The side effects commonly observed in clinical trials of IV or intranasal ketamine (dissociation, sedation, and increased blood pressure) were minimal. The overall tolerability was good, allowing patients to continue the double-blind phase at home after day eight, and the clinic visits were brief.
The dosage in the enrichment phase (120 mg daily for five days) was based on observations from case reports from patients with pain and TRD receiving continuous ketamine infusions for five days, who reported mood improvements occurring by 24-72 hours. The tablet formulation’s sustained exposure to norketamine over 24 hours after once-daily dosing provided a similar prolonged pharmacokinetic exposure. Additionally, during the study, participants didn’t report craving for the tablets.

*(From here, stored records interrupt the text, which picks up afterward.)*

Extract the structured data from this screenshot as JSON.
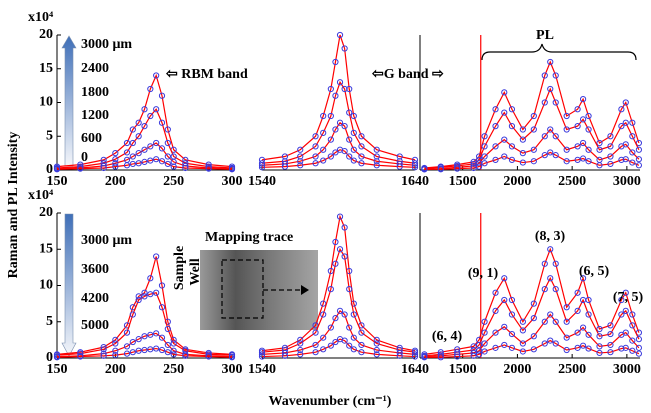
{
  "figure": {
    "y_label": "Raman and PL Intensity",
    "x_label": "Wavenumber (cm⁻¹)"
  },
  "chart_data": [
    {
      "type": "line",
      "multiplier": "x10⁴",
      "xlim": [
        150,
        300
      ],
      "xticks": [
        150,
        200,
        250,
        300
      ],
      "ylim": [
        0,
        20
      ],
      "yticks": [
        0,
        5,
        10,
        15,
        20
      ],
      "line_color": "#ff0000",
      "marker_color": "#3b3bdc",
      "colorbar_labels": [
        "3000 μm",
        "2400",
        "1800",
        "1200",
        "600",
        "0"
      ],
      "annotations": [
        "⇦ RBM band"
      ],
      "x": [
        150,
        170,
        190,
        200,
        210,
        215,
        220,
        225,
        230,
        235,
        240,
        245,
        250,
        260,
        280,
        300
      ],
      "series": [
        {
          "values": [
            0.5,
            0.8,
            1.5,
            2.5,
            4,
            6,
            7,
            9,
            12,
            14,
            11,
            6,
            3,
            1.5,
            0.8,
            0.5
          ]
        },
        {
          "values": [
            0.3,
            0.5,
            1,
            1.6,
            2.6,
            4,
            5,
            6.5,
            8,
            9,
            7,
            4,
            2,
            1,
            0.5,
            0.3
          ]
        },
        {
          "values": [
            0.2,
            0.3,
            0.6,
            1,
            1.5,
            2,
            2.5,
            3,
            3.5,
            4,
            3.2,
            2,
            1.2,
            0.6,
            0.3,
            0.2
          ]
        },
        {
          "values": [
            0.1,
            0.2,
            0.3,
            0.5,
            0.7,
            0.9,
            1,
            1.2,
            1.4,
            1.6,
            1.3,
            0.9,
            0.5,
            0.3,
            0.2,
            0.1
          ]
        }
      ]
    },
    {
      "type": "line",
      "xlim": [
        1540,
        1640
      ],
      "xticks": [
        1540,
        1640
      ],
      "ylim": [
        0,
        20
      ],
      "line_color": "#ff0000",
      "marker_color": "#3b3bdc",
      "annotations": [
        "⇦G band ⇨"
      ],
      "x": [
        1540,
        1555,
        1565,
        1575,
        1580,
        1585,
        1588,
        1591,
        1594,
        1597,
        1600,
        1605,
        1615,
        1630,
        1640
      ],
      "series": [
        {
          "values": [
            1.5,
            2,
            3,
            5,
            8,
            12,
            16,
            20,
            18,
            12,
            8,
            5,
            3,
            2,
            1.5
          ]
        },
        {
          "values": [
            1,
            1.3,
            2,
            3.5,
            5.5,
            8,
            11,
            13,
            12,
            8.5,
            5.5,
            3.5,
            2,
            1.3,
            1
          ]
        },
        {
          "values": [
            0.7,
            0.9,
            1.3,
            2,
            3,
            4.5,
            6,
            7,
            6.5,
            4.5,
            3,
            2,
            1.3,
            0.9,
            0.7
          ]
        },
        {
          "values": [
            0.4,
            0.5,
            0.7,
            1,
            1.4,
            2,
            2.6,
            3,
            2.8,
            2,
            1.4,
            1,
            0.7,
            0.5,
            0.4
          ]
        }
      ]
    },
    {
      "type": "line",
      "xlim": [
        1110,
        3120
      ],
      "xticks": [
        1500,
        2000,
        2500,
        3000
      ],
      "ylim": [
        0,
        20
      ],
      "line_color": "#ff0000",
      "marker_color": "#3b3bdc",
      "vline": 1665,
      "annotations": [
        "PL"
      ],
      "x": [
        1150,
        1300,
        1450,
        1600,
        1650,
        1700,
        1800,
        1880,
        1950,
        2050,
        2150,
        2250,
        2300,
        2350,
        2450,
        2550,
        2600,
        2650,
        2750,
        2850,
        2950,
        2990,
        3050,
        3110
      ],
      "series": [
        {
          "values": [
            0.3,
            0.5,
            0.8,
            1.2,
            2,
            5,
            9,
            11.5,
            9,
            6,
            8,
            14,
            16,
            14,
            8,
            9,
            10.5,
            8,
            4,
            5,
            9,
            10,
            7,
            4
          ]
        },
        {
          "values": [
            0.2,
            0.4,
            0.6,
            0.9,
            1.5,
            3.5,
            6.5,
            8.5,
            6.5,
            4.5,
            6,
            10,
            12,
            10,
            6,
            6.5,
            7.5,
            6,
            3,
            3.5,
            6.5,
            7,
            5,
            3
          ]
        },
        {
          "values": [
            0.1,
            0.2,
            0.4,
            0.6,
            1,
            2,
            3.5,
            4.5,
            3.5,
            2.5,
            3,
            5,
            6,
            5,
            3,
            3.5,
            4,
            3,
            1.5,
            2,
            3.5,
            3.8,
            2.6,
            1.6
          ]
        },
        {
          "values": [
            0.1,
            0.1,
            0.2,
            0.3,
            0.5,
            1,
            1.5,
            2,
            1.5,
            1.1,
            1.3,
            2.2,
            2.6,
            2.2,
            1.3,
            1.5,
            1.7,
            1.3,
            0.7,
            0.9,
            1.5,
            1.6,
            1.1,
            0.7
          ]
        }
      ]
    },
    {
      "type": "line",
      "multiplier": "x10⁴",
      "xlim": [
        150,
        300
      ],
      "xticks": [
        150,
        200,
        250,
        300
      ],
      "ylim": [
        0,
        20
      ],
      "yticks": [
        0,
        5,
        10,
        15,
        20
      ],
      "line_color": "#ff0000",
      "marker_color": "#3b3bdc",
      "colorbar_labels": [
        "3000 μm",
        "3600",
        "4200",
        "5000"
      ],
      "annotations": [
        "Mapping trace",
        "Sample",
        "Well"
      ],
      "x": [
        150,
        170,
        190,
        200,
        210,
        215,
        220,
        225,
        230,
        235,
        240,
        245,
        250,
        260,
        280,
        300
      ],
      "series": [
        {
          "values": [
            0.5,
            0.8,
            1.5,
            2.5,
            4.5,
            7,
            8.5,
            9,
            11,
            14,
            10,
            5,
            2.5,
            1.2,
            0.7,
            0.5
          ]
        },
        {
          "values": [
            0.4,
            0.6,
            1.2,
            2,
            3.5,
            6,
            8,
            8.5,
            8.8,
            9,
            7,
            4,
            2,
            1,
            0.5,
            0.4
          ]
        },
        {
          "values": [
            0.2,
            0.3,
            0.6,
            1,
            1.6,
            2.2,
            2.6,
            3,
            3.2,
            3.4,
            2.8,
            1.8,
            1,
            0.5,
            0.3,
            0.2
          ]
        },
        {
          "values": [
            0.1,
            0.2,
            0.3,
            0.4,
            0.6,
            0.8,
            1,
            1.1,
            1.2,
            1.3,
            1.1,
            0.8,
            0.5,
            0.3,
            0.2,
            0.1
          ]
        }
      ]
    },
    {
      "type": "line",
      "xlim": [
        1540,
        1640
      ],
      "xticks": [
        1540,
        1640
      ],
      "ylim": [
        0,
        20
      ],
      "line_color": "#ff0000",
      "marker_color": "#3b3bdc",
      "x": [
        1540,
        1555,
        1565,
        1575,
        1580,
        1585,
        1588,
        1591,
        1594,
        1597,
        1600,
        1605,
        1615,
        1630,
        1640
      ],
      "series": [
        {
          "values": [
            1,
            1.4,
            2.5,
            4.5,
            7.5,
            12,
            16,
            19.5,
            18,
            12,
            7.5,
            4.5,
            2.5,
            1.4,
            1
          ]
        },
        {
          "values": [
            0.8,
            1.1,
            2,
            3.5,
            6,
            9.5,
            13,
            15,
            14,
            9.5,
            6,
            3.5,
            2,
            1.1,
            0.8
          ]
        },
        {
          "values": [
            0.5,
            0.7,
            1.1,
            1.8,
            2.8,
            4.2,
            5.5,
            6.5,
            6,
            4.2,
            2.8,
            1.8,
            1.1,
            0.7,
            0.5
          ]
        },
        {
          "values": [
            0.2,
            0.3,
            0.5,
            0.8,
            1.2,
            1.7,
            2.2,
            2.6,
            2.4,
            1.7,
            1.2,
            0.8,
            0.5,
            0.3,
            0.2
          ]
        }
      ]
    },
    {
      "type": "line",
      "xlim": [
        1110,
        3120
      ],
      "xticks": [
        1500,
        2000,
        2500,
        3000
      ],
      "ylim": [
        0,
        20
      ],
      "line_color": "#ff0000",
      "marker_color": "#3b3bdc",
      "vline": 1665,
      "annotations": [
        "(6, 4)",
        "(9, 1)",
        "(8, 3)",
        "(6, 5)",
        "(7, 5)"
      ],
      "x": [
        1150,
        1300,
        1450,
        1600,
        1650,
        1700,
        1800,
        1880,
        1950,
        2050,
        2150,
        2250,
        2300,
        2350,
        2450,
        2550,
        2600,
        2650,
        2750,
        2850,
        2950,
        2990,
        3050,
        3110
      ],
      "series": [
        {
          "values": [
            0.5,
            0.8,
            1.2,
            1.6,
            2.5,
            5,
            9,
            11,
            8,
            5,
            7.5,
            13,
            15,
            13,
            7,
            9,
            11,
            8,
            4,
            4.5,
            8,
            9,
            6,
            3.5
          ]
        },
        {
          "values": [
            0.3,
            0.5,
            0.8,
            1.1,
            1.8,
            3.5,
            6.5,
            8,
            6,
            3.8,
            5.5,
            9.5,
            11,
            9.5,
            5,
            6.5,
            8,
            6,
            3,
            3.3,
            6,
            6.5,
            4.5,
            2.6
          ]
        },
        {
          "values": [
            0.2,
            0.3,
            0.5,
            0.7,
            1,
            2,
            3.5,
            4.3,
            3.3,
            2,
            3,
            5,
            6,
            5,
            2.8,
            3.5,
            4.2,
            3.2,
            1.6,
            1.8,
            3.2,
            3.5,
            2.4,
            1.4
          ]
        },
        {
          "values": [
            0.1,
            0.1,
            0.2,
            0.3,
            0.5,
            0.9,
            1.4,
            1.8,
            1.4,
            0.9,
            1.2,
            2,
            2.4,
            2,
            1.1,
            1.4,
            1.7,
            1.3,
            0.7,
            0.8,
            1.3,
            1.4,
            1,
            0.6
          ]
        }
      ]
    }
  ]
}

Information about slow-releasing ketamine tablets (R-107) is limited at the moment. However, the data is promising and could potentially make ketamine treatments more accessible and affordable to everyone. Patients may not need to stay at the clinic after taking the compound, which could reduce the overall cost of the therapy and the administration of the compound in comparison to IV Ketamine.
Nonetheless, it’s important to note that if this medication becomes FDA-approved, it may aid future experimental and novel research as those mentioned above.